Friday, December 16, 2011

Might need some more monks in this syllabus

I have a bit of an academic lull before final papers come in. So I was just doing some planning for spring classes.

I only realize now that I've arranged my workload rather oddly. This fall I've taught a first-year seminar (capped at 15) and two upper-level classes (each with about 12 students each). In the spring I'll be teaching one upper-level class (quite small) and two introductory ones, each of those with 25 students. I think I'm going to be doing a lot more grading in the spring than this fall.

The spring upper-level course is on medieval monasticism. And may be the only time I'll ever teach it, since the enrollment is pretty low. It's such a pleasure to put together a course where I actually have a deep knowledge base. However, I did realize as I put a tentative reading list together that most of the secondary scholarship I included is about nuns. Now, in my course on monasticism, nuns are not going to get just a day or a week on the syllabus, but are going to get integrated into our discussions of every development in monasticism. And most of the primary sources are by and for monks, so men are not going to be neglected. Still, a bit more scholarship on the monks and friars would probably be wise.


The Ikes of the North said...

Would you share your reading list? Not sure if you will/can to preserve anonymity but I'd love to see it!

clio's disciple said...

Sure. I'll post the article list once I've got it sorted out.

For books, I'm definitely using:
The Rule of St. Benedict (Liturgical Press)
LaCorte and McMillan, Regular Life: Monastic, Canonical, and Mendicant Rules (Medieval Institute)
Jocelin of Brakelond, Chronicle of Bury St. Edmunds (Oxford)
Berman, Women and Monasticism in Medieval Europe (Medieval Institute)

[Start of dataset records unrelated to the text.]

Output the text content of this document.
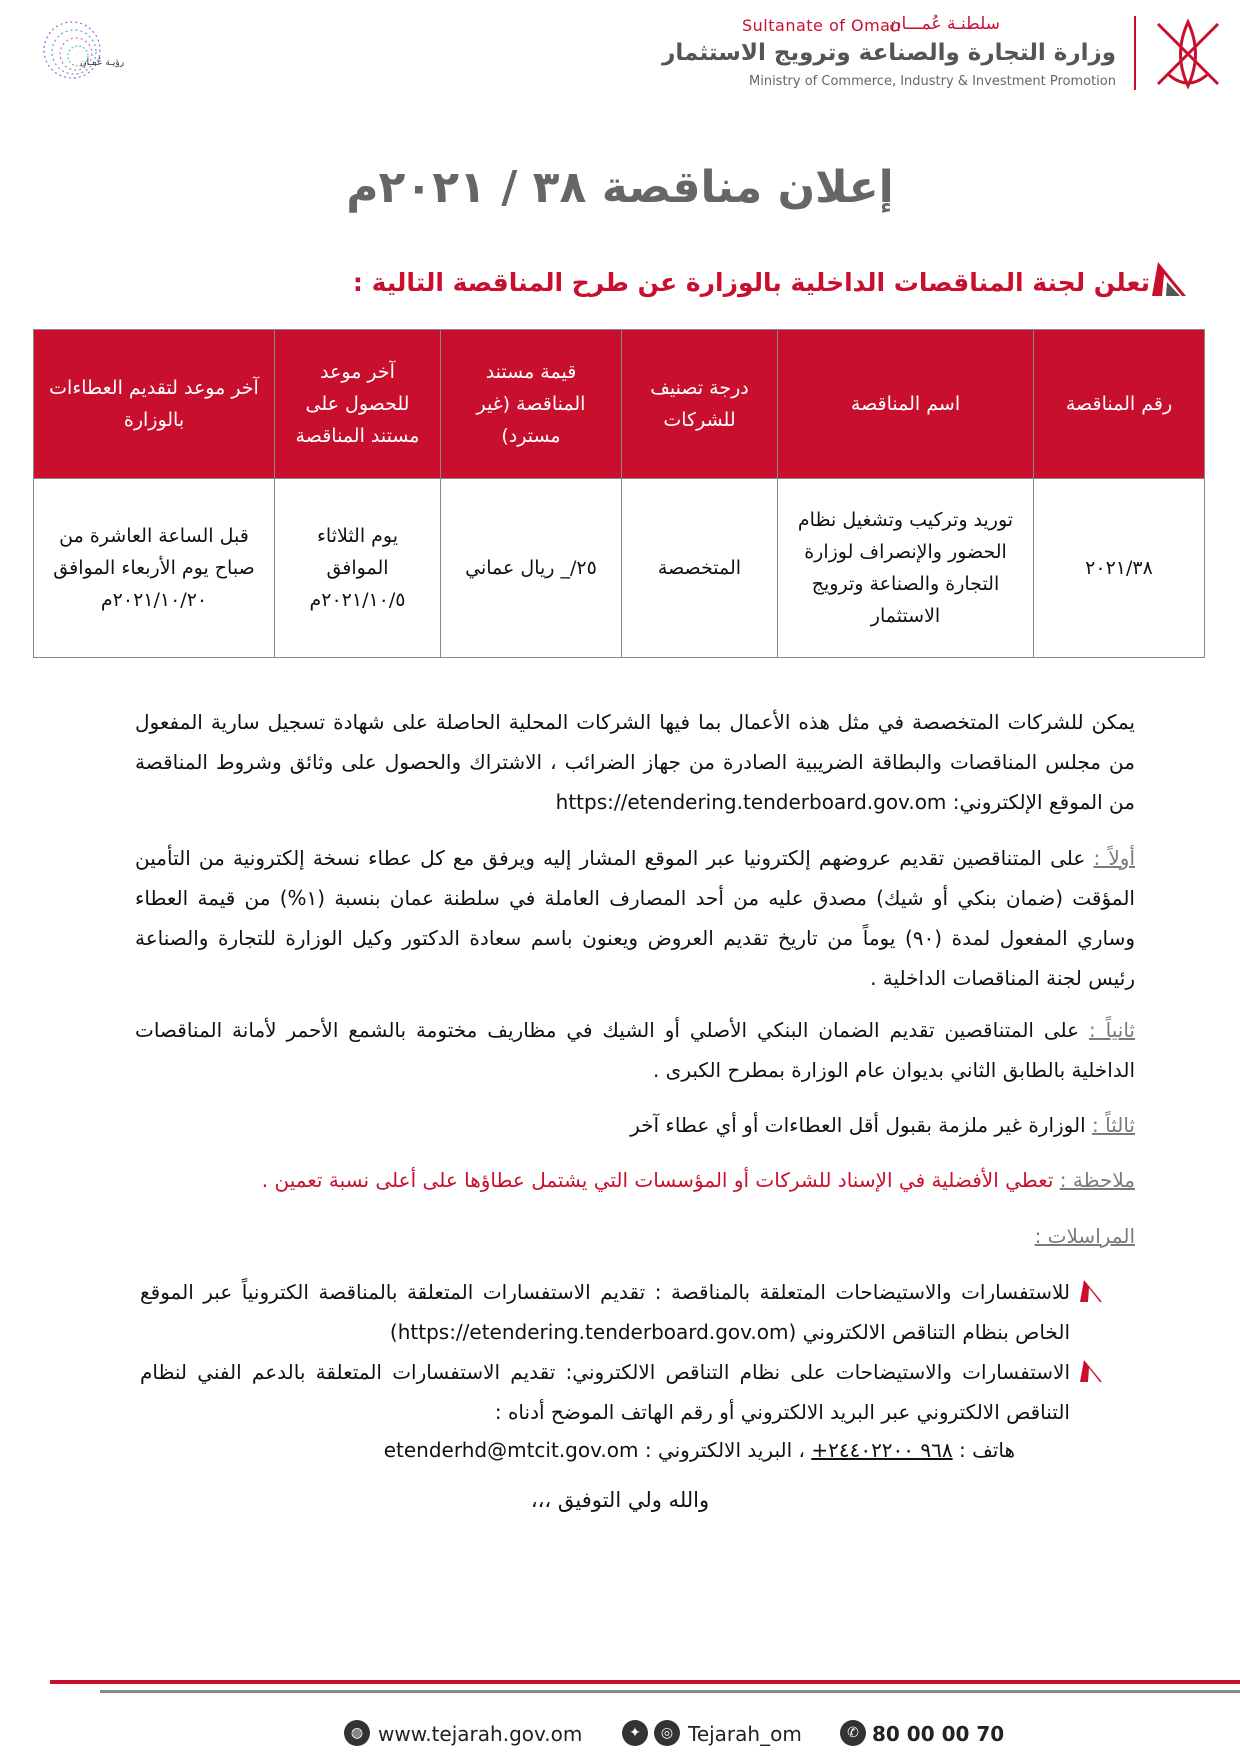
رؤيـة عُمـان
Sultanate of Oman
سلطنـة عُمـــان
وزارة التجارة والصناعة وترويج الاستثمار
Ministry of Commerce, Industry & Investment Promotion
إعلان مناقصة ٣٨ / ٢٠٢١م
تعلن لجنة المناقصات الداخلية بالوزارة عن طرح المناقصة التالية :
رقم المناقصة	اسم المناقصة	درجة تصنيف للشركات	قيمة مستند المناقصة (غير مسترد)	آخر موعد للحصول على مستند المناقصة	آخر موعد لتقديم العطاءات بالوزارة
٢٠٢١/٣٨	توريد وتركيب وتشغيل نظام الحضور والإنصراف لوزارة التجارة والصناعة وترويج الاستثمار	المتخصصة	٢٥/_ ريال عماني	يوم الثلاثاء الموافق ٢٠٢١/١٠/٥م	قبل الساعة العاشرة من صباح يوم الأربعاء الموافق ٢٠٢١/١٠/٢٠م
يمكن للشركات المتخصصة في مثل هذه الأعمال بما فيها الشركات المحلية الحاصلة على شهادة تسجيل سارية المفعول من مجلس المناقصات والبطاقة الضريبية الصادرة من جهاز الضرائب ، الاشتراك والحصول على وثائق وشروط المناقصة من الموقع الإلكتروني: https://etendering.tenderboard.gov.om
أولاً : على المتناقصين تقديم عروضهم إلكترونيا عبر الموقع المشار إليه ويرفق مع كل عطاء نسخة إلكترونية من التأمين المؤقت (ضمان بنكي أو شيك) مصدق عليه من أحد المصارف العاملة في سلطنة عمان بنسبة (١%) من قيمة العطاء وساري المفعول لمدة (٩٠) يوماً من تاريخ تقديم العروض ويعنون باسم سعادة الدكتور وكيل الوزارة للتجارة والصناعة رئيس لجنة المناقصات الداخلية .
ثانياً : على المتناقصين تقديم الضمان البنكي الأصلي أو الشيك في مظاريف مختومة بالشمع الأحمر لأمانة المناقصات الداخلية بالطابق الثاني بديوان عام الوزارة بمطرح الكبرى .
ثالثاً : الوزارة غير ملزمة بقبول أقل العطاءات أو أي عطاء آخر
ملاحظة : تعطي الأفضلية في الإسناد للشركات أو المؤسسات التي يشتمل عطاؤها على أعلى نسبة تعمين .
المراسلات :
للاستفسارات والاستيضاحات المتعلقة بالمناقصة : تقديم الاستفسارات المتعلقة بالمناقصة الكترونياً عبر الموقع الخاص بنظام التناقص الالكتروني (https://etendering.tenderboard.gov.om)
الاستفسارات والاستيضاحات على نظام التناقص الالكتروني: تقديم الاستفسارات المتعلقة بالدعم الفني لنظام التناقص الالكتروني عبر البريد الالكتروني أو رقم الهاتف الموضح أدناه :
هاتف : +٩٦٨ ٢٤٤٠٢٢٠٠ ، البريد الالكتروني : etenderhd@mtcit.gov.om
والله ولي التوفيق ،،،
◍ www.tejarah.gov.om	✦	◎ Tejarah_om	✆ 80 00 00 70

I'm still thinking about including:
the life of St. Benedict
Lawrence, Medieval Monasticism
Matarasso, ed. The Cistercian World
Life and Death in a Venetian Convent (forgot the author there)

Anonymous said...

That may be the best title of a post, ever.

Hope your holidays are lovely!

word ver = "monsings" (doesn't that sounds like something monks might do, once they're on the syllabus?)

clio's disciple said...

Ink: thanks! Happy New Year to you!

I just might force students to do some Gregorian chant, at that.